This horror flick works despite a silly premise

Film | by Jorge Ignacio Castillo

Mom and Dad
Broadway

Feb. 23
3 out of 5

I was heading down to the lobby at the Intercontinental Hotel in Toronto last fall when behind me a familiar voice I couldn’t quite place told his companion matter-of-factly: “Hollywood wouldn’t hire me, which is why I make movies for international markets.”

I was tempted to turn around, but didn’t. Really, there was no need as ahead of me was Selma Blair. Turns out, I’d unwittingly inserted myself into the Mom and Dad promotional tour, and the man complaining about the business behind me was Nicolas Cage.

The Oscar winner (whose films rarely get a theatrical release anymore) is in fine form here. Cage and Blair are Brent and Kendall Ryan, a couple of suburbanites increasingly tired with their lot in life. Doesn’t help that their teenage daughter lies through her teeth, and their younger son is a bit of a brat.

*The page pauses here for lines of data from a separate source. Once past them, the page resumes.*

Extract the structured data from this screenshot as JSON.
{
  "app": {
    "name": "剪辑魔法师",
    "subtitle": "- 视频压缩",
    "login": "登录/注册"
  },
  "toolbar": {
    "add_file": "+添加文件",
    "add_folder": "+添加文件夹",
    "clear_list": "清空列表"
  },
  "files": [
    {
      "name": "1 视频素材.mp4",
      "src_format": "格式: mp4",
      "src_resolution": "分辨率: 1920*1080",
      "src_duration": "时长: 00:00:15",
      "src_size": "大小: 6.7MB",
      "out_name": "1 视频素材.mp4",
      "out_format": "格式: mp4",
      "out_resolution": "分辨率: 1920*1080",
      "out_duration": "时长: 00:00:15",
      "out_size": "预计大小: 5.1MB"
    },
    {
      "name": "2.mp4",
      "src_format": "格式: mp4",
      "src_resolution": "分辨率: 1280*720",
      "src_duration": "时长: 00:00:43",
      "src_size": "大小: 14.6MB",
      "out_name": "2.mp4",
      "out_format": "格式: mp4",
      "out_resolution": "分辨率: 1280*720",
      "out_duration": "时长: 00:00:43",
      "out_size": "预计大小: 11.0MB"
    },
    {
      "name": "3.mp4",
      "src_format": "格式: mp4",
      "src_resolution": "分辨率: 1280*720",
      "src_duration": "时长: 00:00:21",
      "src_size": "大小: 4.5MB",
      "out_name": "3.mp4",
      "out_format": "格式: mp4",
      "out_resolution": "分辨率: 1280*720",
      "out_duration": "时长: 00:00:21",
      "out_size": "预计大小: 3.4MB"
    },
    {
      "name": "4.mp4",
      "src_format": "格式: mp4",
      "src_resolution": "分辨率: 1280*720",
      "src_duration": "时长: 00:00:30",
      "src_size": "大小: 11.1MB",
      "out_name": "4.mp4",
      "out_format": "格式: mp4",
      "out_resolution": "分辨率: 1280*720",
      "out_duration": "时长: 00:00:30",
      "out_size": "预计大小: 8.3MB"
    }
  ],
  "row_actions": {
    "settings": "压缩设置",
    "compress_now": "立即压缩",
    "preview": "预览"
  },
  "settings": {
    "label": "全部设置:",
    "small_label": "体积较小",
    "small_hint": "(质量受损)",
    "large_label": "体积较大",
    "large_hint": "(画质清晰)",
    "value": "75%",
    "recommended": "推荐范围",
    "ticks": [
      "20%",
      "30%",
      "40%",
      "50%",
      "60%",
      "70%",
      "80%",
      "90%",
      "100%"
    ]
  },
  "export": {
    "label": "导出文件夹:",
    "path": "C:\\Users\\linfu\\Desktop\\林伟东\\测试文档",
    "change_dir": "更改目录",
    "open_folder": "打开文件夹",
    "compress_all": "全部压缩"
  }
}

Tensions come to a head one afternoon, when for unknown reasons parents around the world go on homicidal sprees against their spawn. At the Ryan household, this translates into a siege, kids vs. adults in a fight to the death.

The thing about Cage is that he calibrates the crazy just right. He starts as a man experiencing a midlife crisis, and amps up the madness gradually. By the time he goes ballistic, it’s within character. As the yoga-mom from hell, Blair matches Cage beat for beat, and their rapport is one of the film’s highlights.

Written and directed by Brian Taylor (one half of the Crank team), Mom and Dad reminded me of those ’70s suburban horror romps (it’s lean and mean-spirited) and makes some good points regarding the resentment parents harbour toward their offspring.

For all the smart things Mom and Dad does (a couple of crowd scenes are genuinely unsettling), it could’ve used a better ending. But it gets more mileage from the silly premise than you might expect.